Estas mujeres se encuentran constantemente en situaciones de vulnerabilidad y riesgo; algunas de ellas se encuentran en situación de calle o sin un lugar estable para vivir, sin ingresos fijos, sin redes de apoyo, y muchas de ellas se dedican al trabajo sexual. Las mujeres usuarias de drogas tienen que lidiar no sólo con el estigma y la discriminación por sus hábitos de consumo, sino con distintos tipos de violencia ejecutada por distintos actores. Mucha de esta violencia sucede en los espacios de consumo, donde suelen ser robadas o abusadas sexualmente. También muchas mujeres usuarias sufren violencia física y sexual por parte de los policías.
Otras violencias derivadas del estigma son la económica, pues muchas oportunidades de trabajo se les cierran simplemente por sus hábitos de consumo y, en ocasiones, se les niega el derecho a ejercer su maternidad. Lulú comentó que ha habido situaciones en las que después del parto les quitan a sus bebés inmediatamente, porque consideran que no son capaces de ser buenas madres.
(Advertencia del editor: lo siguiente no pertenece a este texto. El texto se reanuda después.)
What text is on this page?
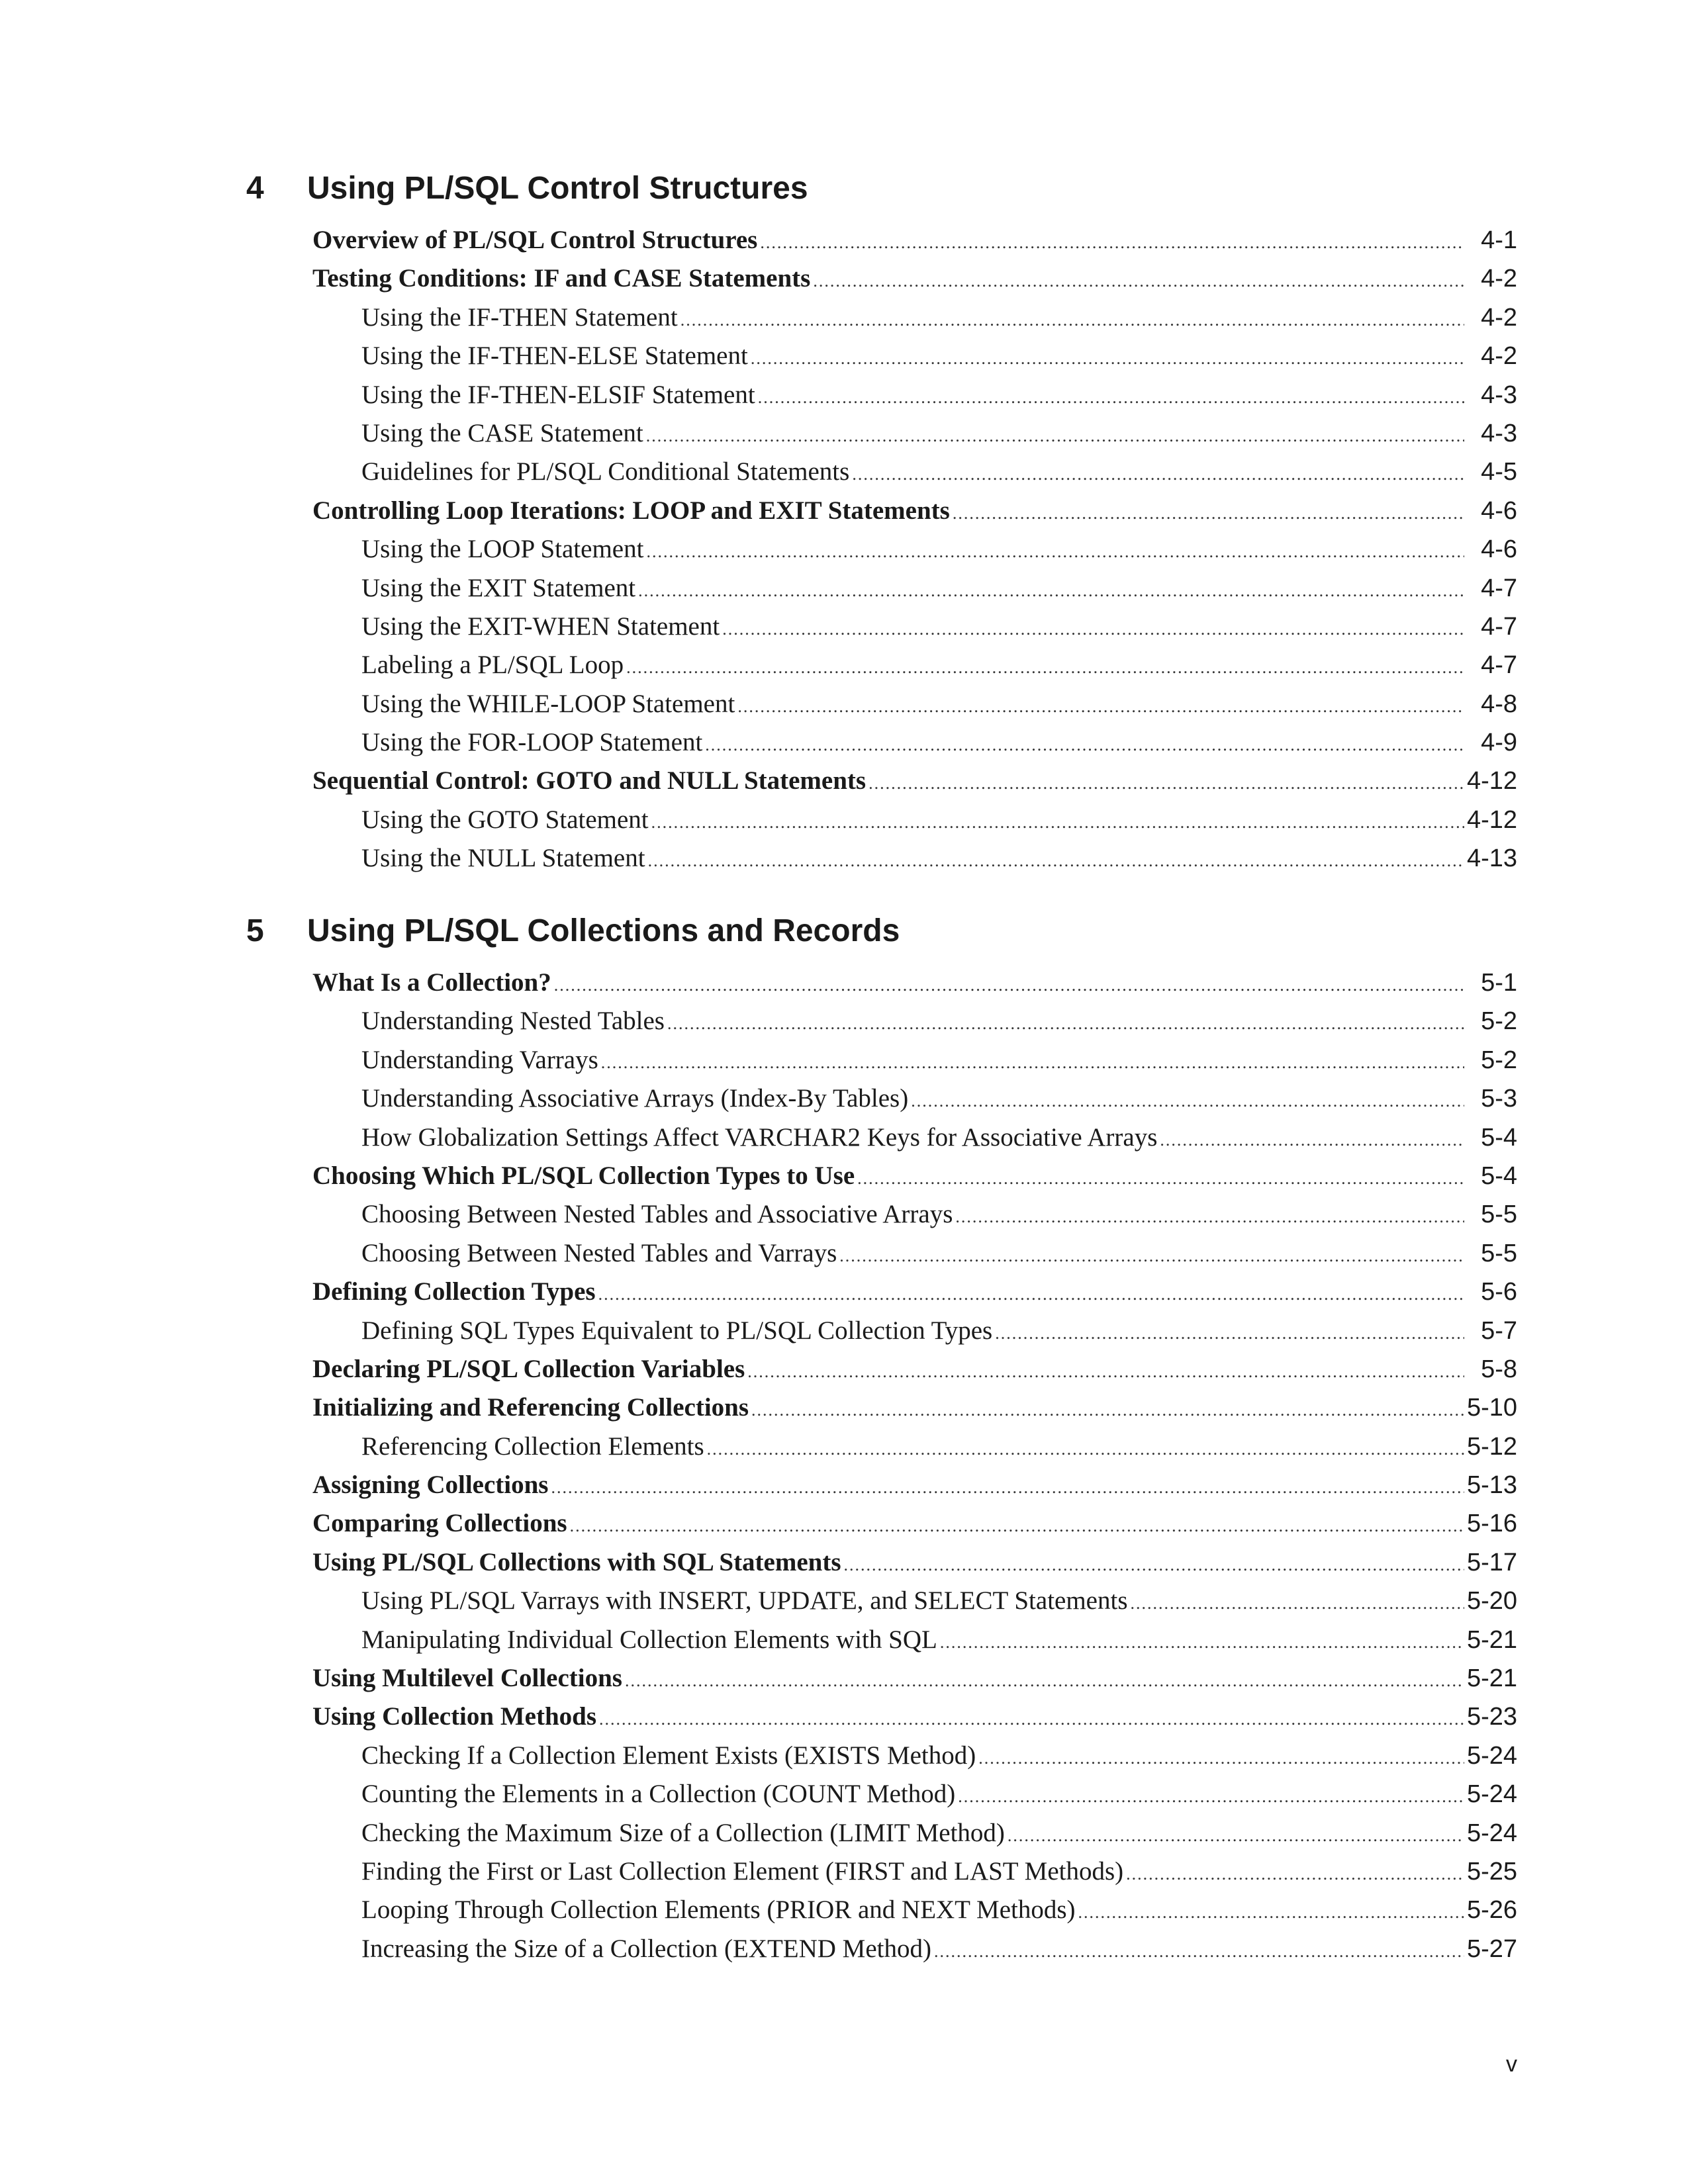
4 Using PL/SQL Control Structures
Overview of PL/SQL Control Structures .....	4-1
Testing Conditions: IF and CASE Statements .....	4-2
Using the IF-THEN Statement .....	4-2
Using the IF-THEN-ELSE Statement .....	4-2
Using the IF-THEN-ELSIF Statement .....	4-3
Using the CASE Statement .....	4-3
Guidelines for PL/SQL Conditional Statements .....	4-5
Controlling Loop Iterations: LOOP and EXIT Statements .....	4-6
Using the LOOP Statement .....	4-6
Using the EXIT Statement .....	4-7
Using the EXIT-WHEN Statement .....	4-7
Labeling a PL/SQL Loop .....	4-7
Using the WHILE-LOOP Statement .....	4-8
Using the FOR-LOOP Statement .....	4-9
Sequential Control: GOTO and NULL Statements .....	4-12
Using the GOTO Statement .....	4-12
Using the NULL Statement .....	4-13
5 Using PL/SQL Collections and Records
What Is a Collection? .....	5-1
Understanding Nested Tables .....	5-2
Understanding Varrays .....	5-2
Understanding Associative Arrays (Index-By Tables) .....	5-3
How Globalization Settings Affect VARCHAR2 Keys for Associative Arrays .....	5-4
Choosing Which PL/SQL Collection Types to Use .....	5-4
Choosing Between Nested Tables and Associative Arrays .....	5-5
Choosing Between Nested Tables and Varrays .....	5-5
Defining Collection Types .....	5-6
Defining SQL Types Equivalent to PL/SQL Collection Types .....	5-7
Declaring PL/SQL Collection Variables .....	5-8
Initializing and Referencing Collections .....	5-10
Referencing Collection Elements .....	5-12
Assigning Collections .....	5-13
Comparing Collections .....	5-16
Using PL/SQL Collections with SQL Statements .....	5-17
Using PL/SQL Varrays with INSERT, UPDATE, and SELECT Statements .....	5-20
Manipulating Individual Collection Elements with SQL .....	5-21
Using Multilevel Collections .....	5-21
Using Collection Methods .....	5-23
Checking If a Collection Element Exists (EXISTS Method) .....	5-24
Counting the Elements in a Collection (COUNT Method) .....	5-24
Checking the Maximum Size of a Collection (LIMIT Method) .....	5-24
Finding the First or Last Collection Element (FIRST and LAST Methods) .....	5-25
Looping Through Collection Elements (PRIOR and NEXT Methods) .....	5-26
Increasing the Size of a Collection (EXTEND Method) .....	5-27
v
Ante esta situación, desde Verter, Lulú busca realizar intervenciones desde un enfoque de género en el que se prioricen las necesidades de las mujeres. En este sentido, proporcionan un espacio seguro de uso de sustancias, exclusivo para mujeres, como parte de los servicios de reducción de daños. Este espacio cuenta con personas que las pueden asistir en caso de sobredosis; además, se les ofrece jeringas nuevas y naloxona —que ayuda a revertir sobredosis por opiáceos—.
No obstante, a pesar de los grandes esfuerzos comunitarios como los que se realizan desde Verter, aún existen obstáculos que se traducen en más violencia para las mujeres. Por una parte, al canalizar mujeres violentadas a otras instituciones, la mayoría de las veces son estigmatizadas por su uso de drogas y no son recibidas. Por otra parte, existe una importante falta de financiamiento, por lo que Verter sólo puede cubrir una pequeña parte de las necesidades de las mujeres y hombres que usan sus servicios.
Retomando la frase inicial de Maziyar, la guerra contra las drogas no es una metáfora: esta guerra no recae de la misma forma sobre hombres, mujeres y personas no binarias. Esta guerra afecta principalmente a los pobres, marginados e indígenas y, a la vez, se encrudece cuando se cruza con otras dimensiones, como habitar cuerpos no ortodoxos, ser mujer cis o trans. La guerra contra las drogas engendra violencia sistemática por parte de distintos actores hacia las mujeres en un contexto en el que ya existía violencia. La guerra contra las drogas, nuevamente, es un rotundo y total fracaso que promueve la militarización y su implícita violencia: aprisiona a mujeres —principalmente pobres— en centros penitenciarios, somete a las mujeres a usos de sustancias más riesgosos y las expone a mayor estigma y discriminación, y obstaculiza el acceso a tratamientos de calidad para el uso problemático de drogas con enfoque de género. La guerra contra las drogas es también una guerra contra nosotras. EP
1 A partir de la administración de Felipe Calderón (2006–2012) hasta el sexenio del actual presidente López Obrador (2018–2024), la militarización en México no sólo ha tomado mayor fuerza, sino que se ha profundizado con la creación de un marco legal y el otorgamiento de más tareas a militares y cuerpos de seguridad militarizados como la Guardia Nacional.
2 El nombre de este informe tiene su raíz en la guerra contra el machismo y misoginia con la que tenemos que lidiar diariamente las mujeres en los espacios públicos y privados, y que ahora se da en un contexto de violencia derivada de la “guerra contra las drogas”.